Question

Match the following lists. Let $f\left( x \right)$ be any function
List-I
A) $f'\left( a \right) = 0$ and $f''\left( a \right) < 0$ then
B) $f'\left( a \right) = 0$ and $f''\left( a \right) > 0$ then
C) $f'\left( a \right) \ne 0$ then
D) $f'\left( a \right) > 0$

List-II
A) $f\left( x \right)$ is increasing at $x = a$
B) $f\left( x \right)$ has maximum value at $x = a$
C) $f\left( x \right)$ has neither maximum nor minimum
D) $f\left( x \right)$ has minimum value at $x = a$
E) $f\left( x \right)$ is decreasing at $x = a$

A) \[A - 4,B - 2,C - 3,D - 5\]
B) $A - 2,B - 4,C - 3,D - 1$
C) \[A - 2,B - 4,C - 3,D - 5\]
D) $A - 2,B - 4,C - 5,D - 1$

Answer 1

Hint:
We can take each of the conditions in list-I. Then we can find its corresponding statement in list-II. Then we can check with the given option to find the correct option.

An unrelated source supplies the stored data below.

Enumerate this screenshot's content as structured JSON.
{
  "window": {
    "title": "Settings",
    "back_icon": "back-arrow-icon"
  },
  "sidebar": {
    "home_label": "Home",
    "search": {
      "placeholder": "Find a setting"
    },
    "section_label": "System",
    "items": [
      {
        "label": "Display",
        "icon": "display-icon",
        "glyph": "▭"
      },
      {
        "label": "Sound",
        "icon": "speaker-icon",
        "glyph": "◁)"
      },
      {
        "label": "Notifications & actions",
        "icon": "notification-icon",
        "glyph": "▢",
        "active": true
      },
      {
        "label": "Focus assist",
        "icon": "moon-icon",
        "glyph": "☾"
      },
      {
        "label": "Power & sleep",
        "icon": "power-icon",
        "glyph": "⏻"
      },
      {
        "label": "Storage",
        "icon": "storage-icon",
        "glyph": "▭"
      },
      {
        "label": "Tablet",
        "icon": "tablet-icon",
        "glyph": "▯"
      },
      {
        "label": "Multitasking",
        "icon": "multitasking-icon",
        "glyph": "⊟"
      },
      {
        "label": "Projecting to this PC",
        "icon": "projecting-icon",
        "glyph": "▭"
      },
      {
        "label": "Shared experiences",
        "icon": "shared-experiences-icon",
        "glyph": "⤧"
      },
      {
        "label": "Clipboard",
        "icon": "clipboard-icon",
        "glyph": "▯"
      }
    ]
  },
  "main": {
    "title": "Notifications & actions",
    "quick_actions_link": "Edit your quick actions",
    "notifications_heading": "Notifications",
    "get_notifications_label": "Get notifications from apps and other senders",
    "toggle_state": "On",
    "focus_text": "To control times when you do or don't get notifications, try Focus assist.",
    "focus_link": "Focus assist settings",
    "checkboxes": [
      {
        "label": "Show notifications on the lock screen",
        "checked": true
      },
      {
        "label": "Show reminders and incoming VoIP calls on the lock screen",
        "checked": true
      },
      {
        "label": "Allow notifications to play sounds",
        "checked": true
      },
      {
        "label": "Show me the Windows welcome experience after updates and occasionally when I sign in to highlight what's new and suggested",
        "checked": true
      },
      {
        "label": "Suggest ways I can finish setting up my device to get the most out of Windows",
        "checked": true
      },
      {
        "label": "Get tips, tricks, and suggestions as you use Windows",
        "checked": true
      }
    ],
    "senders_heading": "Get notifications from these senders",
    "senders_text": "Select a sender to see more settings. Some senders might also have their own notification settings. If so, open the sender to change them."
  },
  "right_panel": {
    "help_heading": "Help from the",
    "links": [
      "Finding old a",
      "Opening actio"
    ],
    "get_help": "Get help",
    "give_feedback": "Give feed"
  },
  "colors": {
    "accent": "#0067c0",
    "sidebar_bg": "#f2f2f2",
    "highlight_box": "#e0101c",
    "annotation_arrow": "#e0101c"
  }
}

Complete step by step solution:
We can take the conditions one by one from list-I.
Consider condition A. $f'\left( a \right) = 0$ and $f''\left( a \right) < 0$ then,
We know that by \[{2^{nd}}\] derivative test, we can say that as \[{1^{st}}\] derivative at a is zero, it is a critical point and as \[{2^{nd}}\] derivative at a is negative, the function has maximum value at a.
So, we can match A to statement 2 in list-II …. (1)
Now consider condition B, $f'\left( a \right) = 0$ and $f''\left( a \right) > 0$ then,
We know that by \[{2^{nd}}\] derivative test, we can say that as \[{1^{st}}\] derivative at a is zero, it is a critical point and as \[{2^{nd}}\] derivative at a is positive, the function has minimum value at a.
So, we can match B to statement 4 in list-II …. (2)
Now consider statement C, $f'\left( a \right) \ne 0$ then.
We know that a function is maximum or minimum at critical points. As $f'\left( a \right) \ne 0$, a is not a critical point. So, we can say that the function has neither maximum nor minimum at a.
So, we can match C to statement 3 in list-II …. (3)
Now consider statement D, $f'\left( a \right) > 0$
We know that \[{1^{st}}\] derivative of a function at a particular point will give the slope of the curve of the function. We are given that the derivative at a is positive. So, the function has positive slope at a. Therefore, we can say that the function is increasing at $x = a$.
So, we can match D to statement 1 in list-II …. (4)
From results (1), (2), (3) and (4), we can write,

$A - 2,B - 4,C - 3,D - 1$
So, the correct answer is option D $A - 2,B - 4,C - 3,D - 1$.

Note:
We must know that the critical point of a function is the point at which the slope of the graph will be equal to zero. Graphically, at this point the function has slope parallel to the x axis. Critical point is found by taking the \[{1^{st}}\] derivative of the function and equating it to zero. Then the critical points are given by solving for the variable. We must understand that in \[{2^{nd}}\] derivative test, a function has maximum when \[{2^{nd}}\] derivative is negative and has minimum when \[{2^{nd}}\] derivative is positive. We must not interchange the order. We must match all the statements from list-I to list -II to avoid errors.